Opportunistic Mortgage Fraud
Opportunistic mortgage fraud happens when a person gets a higher mortgage than they should receive by providing misleading or false information or by failing to give certain information that by law they’d be required to reveal.
It often occurs when an individual gives deceptive or incorrect or misleading information about his or her identity, income, other debt obligations and employment, property value, other sources of money for the purchase other than the mortgage, price to be paid as well as whether any payments will be or have been made directly between the buyer and the seller.
What Happens when the Bank Seeks Payment for the Mortgage?
When the bank tries to get payments for the mortgage, the process will start again as the criminal group or person will often apply for another mortgage with a different bank through another fabricated buyer. This means that they have successfully sold the property back to themselves.
It is common for the second mortgage to be inflated in value, allowing them to repay the first mortgage and make a large amount of income in the process. Criminal groups will often repeat the same thing many times and this is where they make real money through mortgage fraud.
What Happens when the Bank Forecloses on the Property?
When the bank forecloses on the property due to the poor condition it has been left in after the purchase, the property’s value will be lower than the current mortgage.
There are also some things that you must be aware of. The use of existing corporate structures, non-bank lenders and non-bank lenders will be assessed when dealing with large scale mortgage fraud. Private funding sources are available for the property’s purchase. A property club that will give money to buyers is one of the best examples of private funding sources. Criminal organizations will usually get money from property clubs or from buyers of land abroad when in fact it is just a field with no property built on it yet.
Most of the time, fraud is done by selling the property between related private companies instead of fabricated individuals. A property is often sold a lot of times between off-shore companies at repeated inflated prices. This means that by the time the mortgage is sought from another institution or bank, the price is massively inflated.
Economic Downturn and Mortgage Fraud
Even with the economic downturn, there have been various cases of mortgage fraud. Some of these cases are still not yet clear. As such, the National Fraud Authority has warned lenders that they should continue to fight the crime. The number of products that attracts mortgage fraud like desired buy-to-let properties has decreased during the economic downturn. However, as the economy recovers, the availability of these products will increase again. According to the National Fraud Authority, the yearly cost of mortgage fraud is at £1 billion.

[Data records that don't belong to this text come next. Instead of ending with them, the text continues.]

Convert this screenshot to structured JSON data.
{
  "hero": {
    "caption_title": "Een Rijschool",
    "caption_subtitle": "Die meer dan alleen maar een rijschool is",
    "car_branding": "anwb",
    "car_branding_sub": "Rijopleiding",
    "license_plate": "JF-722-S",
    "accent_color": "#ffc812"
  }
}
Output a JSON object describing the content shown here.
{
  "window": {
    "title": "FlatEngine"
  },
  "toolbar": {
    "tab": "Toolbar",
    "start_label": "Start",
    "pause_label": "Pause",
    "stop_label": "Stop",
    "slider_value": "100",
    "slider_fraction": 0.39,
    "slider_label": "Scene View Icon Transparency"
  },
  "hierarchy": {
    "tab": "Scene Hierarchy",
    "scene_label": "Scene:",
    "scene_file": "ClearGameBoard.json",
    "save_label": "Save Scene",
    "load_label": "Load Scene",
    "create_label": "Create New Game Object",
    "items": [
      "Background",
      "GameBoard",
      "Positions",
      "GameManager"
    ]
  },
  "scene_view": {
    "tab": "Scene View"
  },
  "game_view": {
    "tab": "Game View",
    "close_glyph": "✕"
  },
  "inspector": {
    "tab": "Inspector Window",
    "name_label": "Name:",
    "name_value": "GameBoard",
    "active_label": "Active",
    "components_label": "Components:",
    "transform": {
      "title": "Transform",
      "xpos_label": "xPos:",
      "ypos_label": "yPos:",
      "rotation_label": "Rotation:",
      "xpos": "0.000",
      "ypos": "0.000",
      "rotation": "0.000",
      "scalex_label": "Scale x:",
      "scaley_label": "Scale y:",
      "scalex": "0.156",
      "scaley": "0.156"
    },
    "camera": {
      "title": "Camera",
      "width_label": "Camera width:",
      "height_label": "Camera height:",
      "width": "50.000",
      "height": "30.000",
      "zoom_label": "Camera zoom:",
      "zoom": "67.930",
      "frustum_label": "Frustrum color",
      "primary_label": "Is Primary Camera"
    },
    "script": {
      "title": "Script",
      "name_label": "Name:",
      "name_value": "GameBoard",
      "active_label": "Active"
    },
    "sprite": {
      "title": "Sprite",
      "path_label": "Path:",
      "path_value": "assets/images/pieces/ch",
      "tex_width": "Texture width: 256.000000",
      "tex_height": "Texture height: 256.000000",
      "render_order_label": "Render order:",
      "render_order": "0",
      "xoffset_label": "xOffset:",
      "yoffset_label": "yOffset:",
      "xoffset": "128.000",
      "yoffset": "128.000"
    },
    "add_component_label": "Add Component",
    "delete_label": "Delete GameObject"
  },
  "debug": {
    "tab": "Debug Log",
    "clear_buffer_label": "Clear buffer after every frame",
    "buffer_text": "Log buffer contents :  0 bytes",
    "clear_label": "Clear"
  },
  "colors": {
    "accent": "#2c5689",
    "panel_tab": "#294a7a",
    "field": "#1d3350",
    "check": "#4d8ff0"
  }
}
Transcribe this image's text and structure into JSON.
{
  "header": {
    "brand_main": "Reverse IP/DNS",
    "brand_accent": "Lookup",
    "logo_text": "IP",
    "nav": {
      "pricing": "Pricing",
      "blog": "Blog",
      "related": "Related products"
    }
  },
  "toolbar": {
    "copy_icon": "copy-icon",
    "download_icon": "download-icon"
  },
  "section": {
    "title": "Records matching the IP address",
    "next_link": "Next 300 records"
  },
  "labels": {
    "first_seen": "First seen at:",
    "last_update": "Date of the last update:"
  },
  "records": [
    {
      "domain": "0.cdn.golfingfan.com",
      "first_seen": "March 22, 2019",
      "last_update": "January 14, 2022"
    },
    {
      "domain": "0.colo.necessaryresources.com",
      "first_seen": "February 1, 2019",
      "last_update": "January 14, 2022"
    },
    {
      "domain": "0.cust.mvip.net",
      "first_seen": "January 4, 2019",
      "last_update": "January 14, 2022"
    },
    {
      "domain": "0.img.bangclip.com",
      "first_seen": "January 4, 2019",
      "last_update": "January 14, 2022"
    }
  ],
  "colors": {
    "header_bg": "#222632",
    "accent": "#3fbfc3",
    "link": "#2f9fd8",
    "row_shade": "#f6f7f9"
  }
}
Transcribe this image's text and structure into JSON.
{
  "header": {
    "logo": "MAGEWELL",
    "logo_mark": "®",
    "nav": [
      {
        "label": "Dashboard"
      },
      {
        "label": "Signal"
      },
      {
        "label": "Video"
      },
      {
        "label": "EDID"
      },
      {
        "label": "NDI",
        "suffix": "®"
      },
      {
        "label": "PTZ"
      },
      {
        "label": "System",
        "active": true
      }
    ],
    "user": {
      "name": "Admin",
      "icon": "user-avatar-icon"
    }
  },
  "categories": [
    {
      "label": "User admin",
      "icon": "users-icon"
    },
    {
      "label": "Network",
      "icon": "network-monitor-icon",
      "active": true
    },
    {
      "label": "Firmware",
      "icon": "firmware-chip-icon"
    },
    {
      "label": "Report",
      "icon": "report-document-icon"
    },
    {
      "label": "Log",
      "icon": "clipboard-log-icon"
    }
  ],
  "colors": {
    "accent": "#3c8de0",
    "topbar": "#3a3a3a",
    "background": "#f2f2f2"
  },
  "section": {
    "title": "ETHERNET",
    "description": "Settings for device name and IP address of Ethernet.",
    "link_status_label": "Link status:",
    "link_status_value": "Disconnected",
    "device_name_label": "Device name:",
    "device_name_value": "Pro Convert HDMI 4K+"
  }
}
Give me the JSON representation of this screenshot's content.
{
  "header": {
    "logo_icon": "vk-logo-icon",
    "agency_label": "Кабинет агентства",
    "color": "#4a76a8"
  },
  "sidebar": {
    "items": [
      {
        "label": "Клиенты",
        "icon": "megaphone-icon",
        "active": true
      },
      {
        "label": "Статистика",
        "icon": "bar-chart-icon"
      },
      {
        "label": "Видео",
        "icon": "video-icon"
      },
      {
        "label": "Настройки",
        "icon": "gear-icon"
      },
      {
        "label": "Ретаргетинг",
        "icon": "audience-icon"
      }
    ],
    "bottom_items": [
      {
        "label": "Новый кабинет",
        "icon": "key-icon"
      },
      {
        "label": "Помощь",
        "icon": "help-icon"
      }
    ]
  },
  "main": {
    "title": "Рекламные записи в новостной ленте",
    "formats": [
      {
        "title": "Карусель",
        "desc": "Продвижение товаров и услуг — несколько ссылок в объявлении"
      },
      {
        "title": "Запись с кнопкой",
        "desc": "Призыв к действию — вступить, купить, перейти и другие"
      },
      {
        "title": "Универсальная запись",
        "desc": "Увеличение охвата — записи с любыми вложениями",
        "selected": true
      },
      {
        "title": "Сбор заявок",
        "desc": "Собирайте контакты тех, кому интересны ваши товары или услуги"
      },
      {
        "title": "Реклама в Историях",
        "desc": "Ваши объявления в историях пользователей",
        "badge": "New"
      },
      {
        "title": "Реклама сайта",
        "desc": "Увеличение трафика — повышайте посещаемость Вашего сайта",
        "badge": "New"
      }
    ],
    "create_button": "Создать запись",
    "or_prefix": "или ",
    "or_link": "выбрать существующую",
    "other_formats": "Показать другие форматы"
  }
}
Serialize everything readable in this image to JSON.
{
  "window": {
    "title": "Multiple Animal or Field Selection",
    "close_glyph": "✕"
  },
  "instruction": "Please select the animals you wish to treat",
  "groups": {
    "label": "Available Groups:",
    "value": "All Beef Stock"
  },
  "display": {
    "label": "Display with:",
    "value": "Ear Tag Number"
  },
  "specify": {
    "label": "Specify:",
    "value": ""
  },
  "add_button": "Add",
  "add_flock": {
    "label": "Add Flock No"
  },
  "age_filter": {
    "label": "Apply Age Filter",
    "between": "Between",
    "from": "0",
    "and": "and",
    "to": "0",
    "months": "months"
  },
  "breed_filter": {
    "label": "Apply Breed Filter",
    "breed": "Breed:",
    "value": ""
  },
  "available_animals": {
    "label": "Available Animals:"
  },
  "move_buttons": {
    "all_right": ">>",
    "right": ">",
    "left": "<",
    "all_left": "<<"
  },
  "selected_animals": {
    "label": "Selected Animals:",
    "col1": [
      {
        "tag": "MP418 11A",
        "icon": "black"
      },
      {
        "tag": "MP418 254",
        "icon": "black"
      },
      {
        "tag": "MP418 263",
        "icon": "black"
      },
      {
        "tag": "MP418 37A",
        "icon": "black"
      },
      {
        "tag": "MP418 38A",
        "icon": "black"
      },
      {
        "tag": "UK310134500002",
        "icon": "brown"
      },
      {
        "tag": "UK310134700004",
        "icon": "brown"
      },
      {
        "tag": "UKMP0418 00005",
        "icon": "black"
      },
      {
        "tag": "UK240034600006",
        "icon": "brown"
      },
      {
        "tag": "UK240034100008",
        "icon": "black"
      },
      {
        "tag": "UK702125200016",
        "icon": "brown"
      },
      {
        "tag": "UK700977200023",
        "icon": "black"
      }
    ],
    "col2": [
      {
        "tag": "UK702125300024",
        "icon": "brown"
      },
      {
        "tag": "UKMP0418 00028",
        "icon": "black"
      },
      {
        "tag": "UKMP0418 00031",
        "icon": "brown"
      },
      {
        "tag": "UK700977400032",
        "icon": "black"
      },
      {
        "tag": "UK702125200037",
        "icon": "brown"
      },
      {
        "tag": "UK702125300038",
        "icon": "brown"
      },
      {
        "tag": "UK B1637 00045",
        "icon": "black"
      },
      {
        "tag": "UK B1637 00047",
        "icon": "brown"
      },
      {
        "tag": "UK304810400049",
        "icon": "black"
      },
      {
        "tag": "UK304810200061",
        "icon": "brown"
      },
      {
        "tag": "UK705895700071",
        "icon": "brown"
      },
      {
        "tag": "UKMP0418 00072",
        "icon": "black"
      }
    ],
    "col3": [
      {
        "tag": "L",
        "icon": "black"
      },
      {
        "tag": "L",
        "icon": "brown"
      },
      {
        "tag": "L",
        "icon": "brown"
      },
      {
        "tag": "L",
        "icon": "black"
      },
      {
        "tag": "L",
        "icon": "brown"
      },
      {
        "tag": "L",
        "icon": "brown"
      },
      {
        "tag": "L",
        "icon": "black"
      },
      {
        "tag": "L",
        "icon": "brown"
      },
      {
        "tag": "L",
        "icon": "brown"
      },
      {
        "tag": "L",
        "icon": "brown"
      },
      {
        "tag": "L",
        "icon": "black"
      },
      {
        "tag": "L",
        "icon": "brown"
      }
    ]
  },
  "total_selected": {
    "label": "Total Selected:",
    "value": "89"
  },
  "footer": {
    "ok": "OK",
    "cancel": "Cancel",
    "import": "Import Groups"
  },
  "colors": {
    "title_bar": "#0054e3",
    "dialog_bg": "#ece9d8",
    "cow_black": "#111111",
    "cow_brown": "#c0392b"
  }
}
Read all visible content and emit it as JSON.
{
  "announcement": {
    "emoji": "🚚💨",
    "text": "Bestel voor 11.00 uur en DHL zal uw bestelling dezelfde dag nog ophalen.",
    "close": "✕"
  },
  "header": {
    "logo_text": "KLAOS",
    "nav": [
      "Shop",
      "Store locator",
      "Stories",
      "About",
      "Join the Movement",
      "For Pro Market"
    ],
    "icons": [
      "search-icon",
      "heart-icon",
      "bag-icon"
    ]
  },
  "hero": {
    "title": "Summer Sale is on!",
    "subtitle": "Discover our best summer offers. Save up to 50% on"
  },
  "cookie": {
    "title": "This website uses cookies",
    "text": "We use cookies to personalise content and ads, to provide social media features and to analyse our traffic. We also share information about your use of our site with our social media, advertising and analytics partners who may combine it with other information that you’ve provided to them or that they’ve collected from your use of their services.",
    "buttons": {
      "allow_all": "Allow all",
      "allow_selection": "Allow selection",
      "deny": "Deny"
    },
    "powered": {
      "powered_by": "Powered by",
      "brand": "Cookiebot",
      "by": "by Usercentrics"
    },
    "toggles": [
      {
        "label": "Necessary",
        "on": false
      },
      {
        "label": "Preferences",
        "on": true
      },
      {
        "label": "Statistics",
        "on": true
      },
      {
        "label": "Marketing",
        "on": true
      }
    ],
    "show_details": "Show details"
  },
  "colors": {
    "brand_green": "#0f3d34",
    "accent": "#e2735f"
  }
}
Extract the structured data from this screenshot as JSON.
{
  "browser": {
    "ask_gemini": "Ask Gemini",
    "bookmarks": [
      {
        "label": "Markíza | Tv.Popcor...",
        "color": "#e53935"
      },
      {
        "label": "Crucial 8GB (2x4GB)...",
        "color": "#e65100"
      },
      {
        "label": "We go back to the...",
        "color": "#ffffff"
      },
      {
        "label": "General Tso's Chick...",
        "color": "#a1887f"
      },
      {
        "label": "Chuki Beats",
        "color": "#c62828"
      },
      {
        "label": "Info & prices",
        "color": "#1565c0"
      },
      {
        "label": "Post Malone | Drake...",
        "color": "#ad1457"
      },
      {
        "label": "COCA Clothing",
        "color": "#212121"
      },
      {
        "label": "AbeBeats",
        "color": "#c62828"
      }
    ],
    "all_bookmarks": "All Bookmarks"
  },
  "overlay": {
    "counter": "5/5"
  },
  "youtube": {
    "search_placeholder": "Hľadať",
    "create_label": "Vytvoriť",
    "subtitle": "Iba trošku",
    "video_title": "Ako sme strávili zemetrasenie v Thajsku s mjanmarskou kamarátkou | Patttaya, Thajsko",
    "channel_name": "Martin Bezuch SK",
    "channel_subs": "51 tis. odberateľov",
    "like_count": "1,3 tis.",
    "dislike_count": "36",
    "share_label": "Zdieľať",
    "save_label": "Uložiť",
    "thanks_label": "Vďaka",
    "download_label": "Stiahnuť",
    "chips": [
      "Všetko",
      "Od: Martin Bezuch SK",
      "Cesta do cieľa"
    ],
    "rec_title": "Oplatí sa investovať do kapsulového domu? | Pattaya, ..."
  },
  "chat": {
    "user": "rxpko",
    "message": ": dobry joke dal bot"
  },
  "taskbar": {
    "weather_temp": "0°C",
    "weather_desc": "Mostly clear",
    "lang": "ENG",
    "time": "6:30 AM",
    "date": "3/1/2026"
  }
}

Those who have been wrongly accused of mortgage fraud and those who don’t have any idea that what they’ve done is illegal can get the help of a mortgage fraud lawyer. These professionals are knowledgeable and skilled in defending individuals who have been wrongly accused of mortgage fraud.
If there’s enough evidence and witness that the individual has been dealing fair and doesn’t know that the company he is working with is scamming, he can file a case against that company and claim compensation for the damage done to his reputation and life.